Camilla não voltou para casa, não estava satisfeita. Pelo contrário, ainda precisava de alguém pra conversar. Não podia ser seu diário, pois esse sabia muito de muitas coisas. Pensou então nos tios, mas seria muito hipócrita se retornasse lá. Procurou um meio termo, mas a sua amiga estava ocupada no trabalho. Foi nesse instante que ela se lembrou do senhor da igreja. Não mudou o caminho, pois estava andando sem direção. Apenas virou algumas ruas e já conseguia visualizar a basílica. Qualquer um tomaria aquela construção gótica como algo assombroso agora sem iluminação. Suas torres já se perdiam nas nuvens e o saguão estava deserto. Passou um tempo olhando para os mesmo vitrais que viu quando entrou pela primeira vez e sentiu um pouco de medo: a igreja estava sombria demais!

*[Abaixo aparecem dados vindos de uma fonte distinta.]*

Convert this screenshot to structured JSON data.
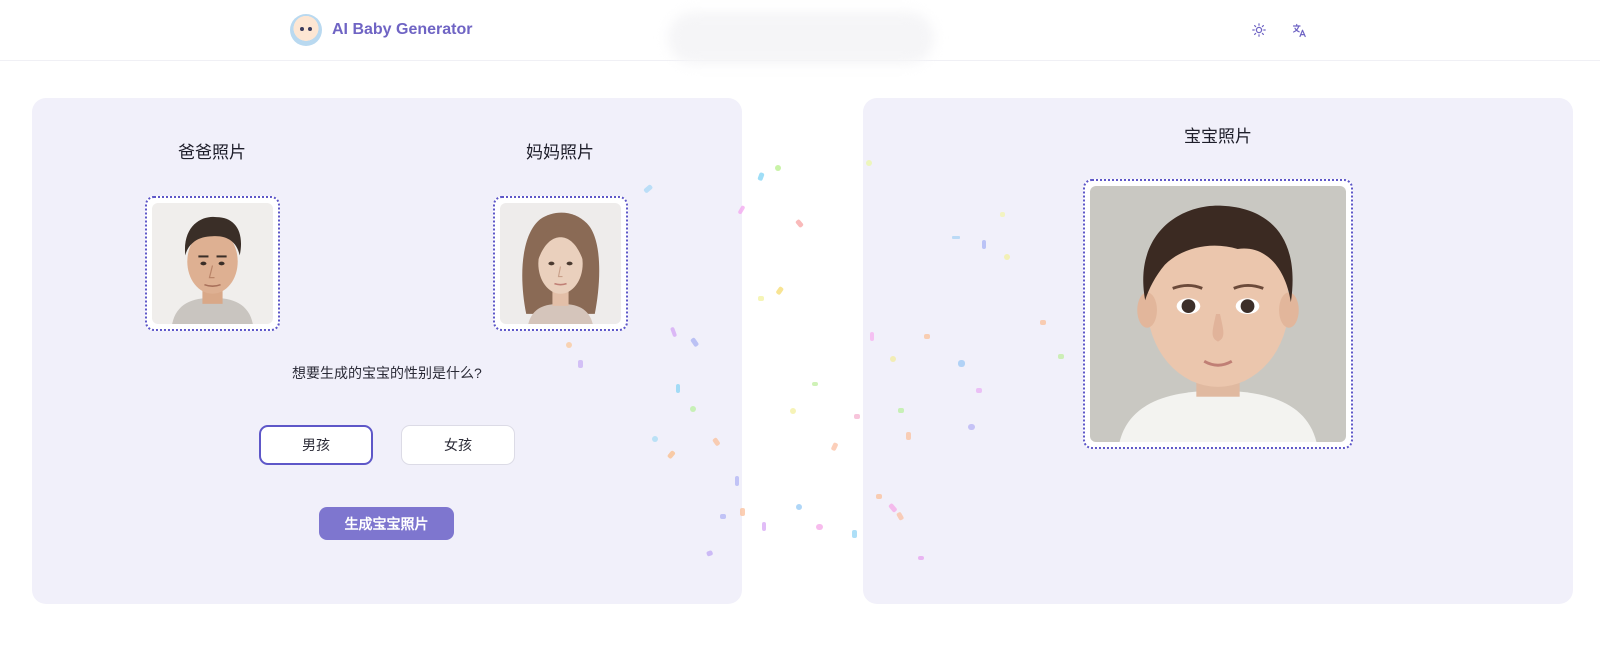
{
  "header": {
    "app_name": "AI Baby Generator",
    "logo_icon": "baby-face-logo",
    "theme_icon": "sun-icon",
    "language_icon": "translate-icon"
  },
  "left_panel": {
    "father_title": "爸爸照片",
    "mother_title": "妈妈照片",
    "gender_question": "想要生成的宝宝的性别是什么?",
    "boy_label": "男孩",
    "girl_label": "女孩",
    "selected_gender": "男孩",
    "generate_label": "生成宝宝照片"
  },
  "right_panel": {
    "baby_title": "宝宝照片"
  },
  "colors": {
    "accent": "#5e57c8",
    "button": "#7e76cf",
    "panel_bg": "#f1f0fa"
  }
}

Um senhor curvado pela idade fez um gesto com as mãos, chamando a garota para o altar. Ela o reconheceu, era aquele senhor hospitaleiro que lhe deu as boas vindas. Estava feliz por revê-lo são e salvo depois te tantos dias e mais ainda por saber que a recíproca era verdadeira. Sem perder tempo, perguntou se o ancião estava ocupado para uma conversa, e ele aceitou com todo prazer.

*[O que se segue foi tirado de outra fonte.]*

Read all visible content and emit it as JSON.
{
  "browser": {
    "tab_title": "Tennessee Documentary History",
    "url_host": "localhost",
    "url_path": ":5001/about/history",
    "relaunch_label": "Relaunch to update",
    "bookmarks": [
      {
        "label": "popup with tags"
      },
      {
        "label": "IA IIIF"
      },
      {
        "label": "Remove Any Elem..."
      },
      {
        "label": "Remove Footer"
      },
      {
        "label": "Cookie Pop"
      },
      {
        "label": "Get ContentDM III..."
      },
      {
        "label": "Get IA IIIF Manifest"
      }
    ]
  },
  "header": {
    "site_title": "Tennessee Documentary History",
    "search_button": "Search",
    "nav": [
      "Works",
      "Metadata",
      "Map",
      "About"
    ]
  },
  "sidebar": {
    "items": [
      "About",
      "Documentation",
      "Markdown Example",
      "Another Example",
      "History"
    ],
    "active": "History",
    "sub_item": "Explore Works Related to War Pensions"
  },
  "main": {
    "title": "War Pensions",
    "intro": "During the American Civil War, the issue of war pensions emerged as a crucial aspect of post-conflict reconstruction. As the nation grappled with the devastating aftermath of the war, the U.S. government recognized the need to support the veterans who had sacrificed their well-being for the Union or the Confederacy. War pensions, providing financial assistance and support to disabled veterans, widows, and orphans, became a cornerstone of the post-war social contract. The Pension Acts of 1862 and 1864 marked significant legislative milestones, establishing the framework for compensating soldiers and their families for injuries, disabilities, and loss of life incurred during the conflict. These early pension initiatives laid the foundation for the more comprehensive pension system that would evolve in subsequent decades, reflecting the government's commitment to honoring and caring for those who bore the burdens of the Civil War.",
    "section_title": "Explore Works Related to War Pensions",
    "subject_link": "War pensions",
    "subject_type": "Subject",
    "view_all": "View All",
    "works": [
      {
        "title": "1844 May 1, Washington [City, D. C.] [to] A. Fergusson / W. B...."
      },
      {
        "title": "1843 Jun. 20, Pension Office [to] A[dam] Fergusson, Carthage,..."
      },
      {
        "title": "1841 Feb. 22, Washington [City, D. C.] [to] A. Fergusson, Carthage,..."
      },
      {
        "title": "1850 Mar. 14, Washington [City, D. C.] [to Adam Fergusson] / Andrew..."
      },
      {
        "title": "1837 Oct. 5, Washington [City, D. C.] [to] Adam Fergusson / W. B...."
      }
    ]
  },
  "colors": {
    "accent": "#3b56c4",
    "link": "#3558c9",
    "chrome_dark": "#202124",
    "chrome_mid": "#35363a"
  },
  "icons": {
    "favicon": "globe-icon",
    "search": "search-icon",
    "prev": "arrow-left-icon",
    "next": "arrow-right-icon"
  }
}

— O que houve minha filha, por que estás aqui?
— Eu precisava de alguém para me aconselhar, me mostrar o caminho certo das coisas.
— E você tem certeza que veio ao lugar certo, né?

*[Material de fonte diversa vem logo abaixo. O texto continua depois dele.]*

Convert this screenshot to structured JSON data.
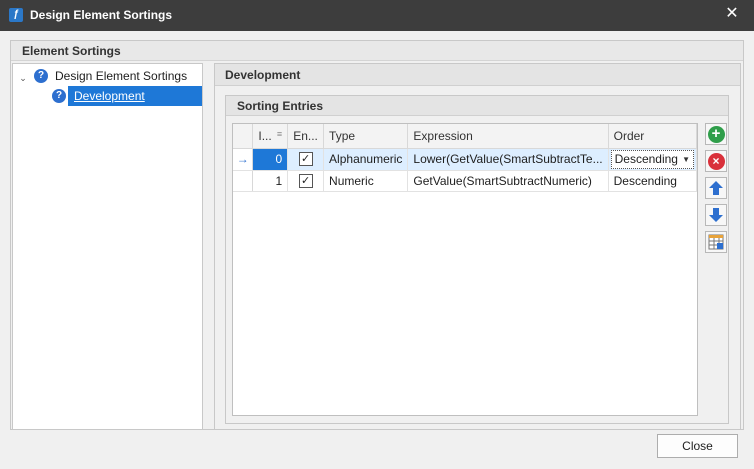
{
  "window": {
    "title": "Design Element Sortings",
    "app_icon": "app-logo-icon",
    "close_icon": "close-icon"
  },
  "outer_group": {
    "title": "Element Sortings"
  },
  "tree": {
    "root": {
      "label": "Design Element Sortings",
      "icon": "question-icon",
      "expanded": true
    },
    "child": {
      "label": "Development",
      "icon": "question-icon",
      "selected": true
    }
  },
  "panel": {
    "title": "Development",
    "group_title": "Sorting Entries"
  },
  "grid": {
    "columns": [
      "I...",
      "En...",
      "Type",
      "Expression",
      "Order"
    ],
    "rows": [
      {
        "index": "0",
        "enabled": true,
        "type": "Alphanumeric",
        "expression": "Lower(GetValue(SmartSubtractTe...",
        "order": "Descending",
        "focused": true
      },
      {
        "index": "1",
        "enabled": true,
        "type": "Numeric",
        "expression": "GetValue(SmartSubtractNumeric)",
        "order": "Descending",
        "focused": false
      }
    ],
    "focus_indicator": "→",
    "check_glyph": "✓"
  },
  "side_buttons": [
    {
      "name": "add",
      "icon": "add-icon",
      "glyph": "+",
      "color": "#2f9e4a"
    },
    {
      "name": "remove",
      "icon": "remove-icon",
      "glyph": "×",
      "color": "#d9303a"
    },
    {
      "name": "move-up",
      "icon": "arrow-up-icon",
      "color": "#2d6fcf"
    },
    {
      "name": "move-down",
      "icon": "arrow-down-icon",
      "color": "#2d6fcf"
    },
    {
      "name": "grid-options",
      "icon": "grid-edit-icon"
    }
  ],
  "footer": {
    "close_label": "Close"
  },
  "colors": {
    "titlebar": "#3d3d3d",
    "selection": "#1e78d7",
    "accent": "#2d6fcf"
  }
}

A garota estava com medo de citar a ida ao bordel, mas só afirmou com a cabeça. Não queria que o senhor pensasse outra coisa, não que ele fosse julgá-la.
— Pois bem filha, nossa igreja está aberta a todos que precisam de ajuda.
— Mas porque ela está tão vazia?
— Ahh Camilla, não saberei te explicar. São as vontades carnais, e algumas pessoas se entregam a elas.
— E o senhor conversa com essas pessoas que não estão aqui?
— Para não mentir, muitas que estão ausentes hoje virão ao culto de amanhã.
— E quais são essas vontades carnais?
— São todas as vontades do corpo que comprometem o espírito. Como exemplo, vários homens daqui frequentam o bordel a noite, enquanto de manhã vêm ser perdoados.
Camilla sabia que não deveria ter ido aquele local imundo, mas não sabia que era tão errado assim. Lá as pessoas se sentem felizes e satisfeitas, e como isso pode ser errado? Gostaria de fazer essa e várias outras perguntas ao homem, mas talvez ele não soubesse responder todas. Seus pensamentos estavam longe daquele altar. Honestamente, estava focada nos quartos imundos e o odor de suor daquele prostíbulo. Foi então que o arcebispo interrompeu suas idéias com seu questionário. Mesmo sem intenção, deixou a garota envergonhada pelos seus atos:
— Jovem, vejo que suas roupas dizem alguma coisa, mas sua boca não quer falar. Há algo que queira me contar?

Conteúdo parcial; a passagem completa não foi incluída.